Preschool at Home

Little girls playing laptop

A quality preschool is expensive, but extremely beneficial to a child. Unfortunately, even with the government paying for a set number of preschool hours every week, many families find themselves unable to take advantage of the program or simply preferring to offer their child preschool instruction at home. If this is the case in your home, creating a preschool in your home is a very viable option.

Preschool Curriculum

You can immediately distinguish a quality preschool from a poor preschool, or a childcare center disguised as a preschool, by asking about curriculum. A preschool has curriculum just as a primary school would. These are the areas that will be covered during the year and the formal curriculum is arranged according to subjects, developmental areas and skill building.
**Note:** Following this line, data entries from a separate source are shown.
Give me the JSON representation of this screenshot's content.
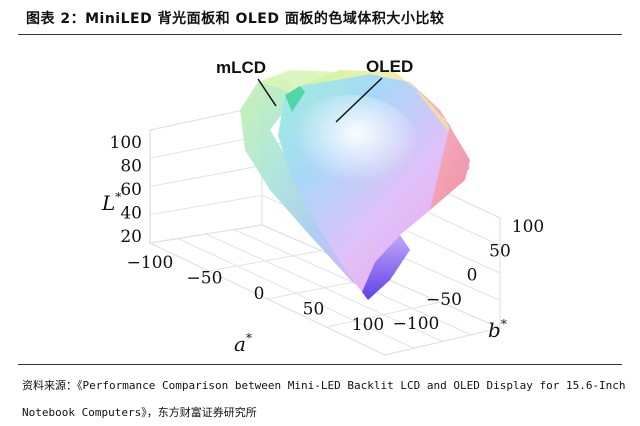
{
  "title": "图表 2：MiniLED 背光面板和 OLED 面板的色域体积大小比较",
  "source_line1": "资料来源：《Performance Comparison between Mini-LED Backlit LCD and OLED Display for 15.6-Inch",
  "source_line2": "Notebook Computers》，东方财富证券研究所",
  "chart_data": {
    "type": "3d-gamut-volume",
    "title": "",
    "axes": {
      "L": {
        "label": "L",
        "label_sup": "*",
        "ticks": [
          "20",
          "40",
          "60",
          "80",
          "100"
        ],
        "range": [
          20,
          100
        ]
      },
      "a": {
        "label": "a",
        "label_sup": "*",
        "ticks": [
          "−100",
          "−50",
          "0",
          "50",
          "100"
        ],
        "range": [
          -100,
          100
        ]
      },
      "b": {
        "label": "b",
        "label_sup": "*",
        "ticks": [
          "100",
          "50",
          "0",
          "−50",
          "−100"
        ],
        "range": [
          -100,
          100
        ]
      }
    },
    "series": [
      {
        "name": "mLCD",
        "color": "#9fe0c8"
      },
      {
        "name": "OLED",
        "color": "#f4a0c0"
      }
    ],
    "grid": true
  }
}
To establish a mini-preschool in your own home, you’ll want to obtain the same standard of curriculum used in the higher quality programs. You can buy curriculum packets and books with various pages of coloring and assignments at teacher supply stores. You might also gather books to give you ideas regarding art and science projects as these are large portions of many preschool classes as well.

Preschool Basics

A child goes to preschool for many reasons, not all of which are academic. In preschool, your child will learn skills including:

  • Time and calendars
  • Colors and shapes
  • Letters and Numbers
  • Basic phonics
  • Writing skills
  • Reading skills
  • Numbers concepts
  • Science awareness and concepts
  • Social awareness
  • Orderly conduct
  • Systematic behavior
  • Peer interaction

These are taught throughout the weeks and months and at the end of preschool, most children can recognize letters and sounds and some are even reading on their own.

Academic areas will be covered in a curriculum. Worksheets you can remove from workbooks will give you a good idea how to teach writing skills and math basics. Science labs and observations will entertain your child and help make him aware of the world around him, and working in your community can also help him learn social awareness.

The areas you’ll be challenged to replicate at home are the classroom procedures and peer interaction. Learning to function in a classroom is a very big part of preschool. Sitting on the rug for story time and then moving from center to center is very much a real fundamental. Walking in line and waiting for a turn at the water fountain can be a huge lesson to learn as well.


The largest lesson learned for preschoolers is how to interact and work with peers. Toddlers enjoy playing in the company of other children, but preschoolers thrive on it. They love to interact together and create imaginary situations. They must also learn to share and to handle themselves appropriately when frustrated or excited in a classroom. Teaching your child at home does not leave much room for social interaction of this sort. You can work with other parents to establish a formal playgroup that might help with some aspects of socialization, but until your child is in a formal classroom, it’s likely he won’t have a full opportunity to develop these critical skills.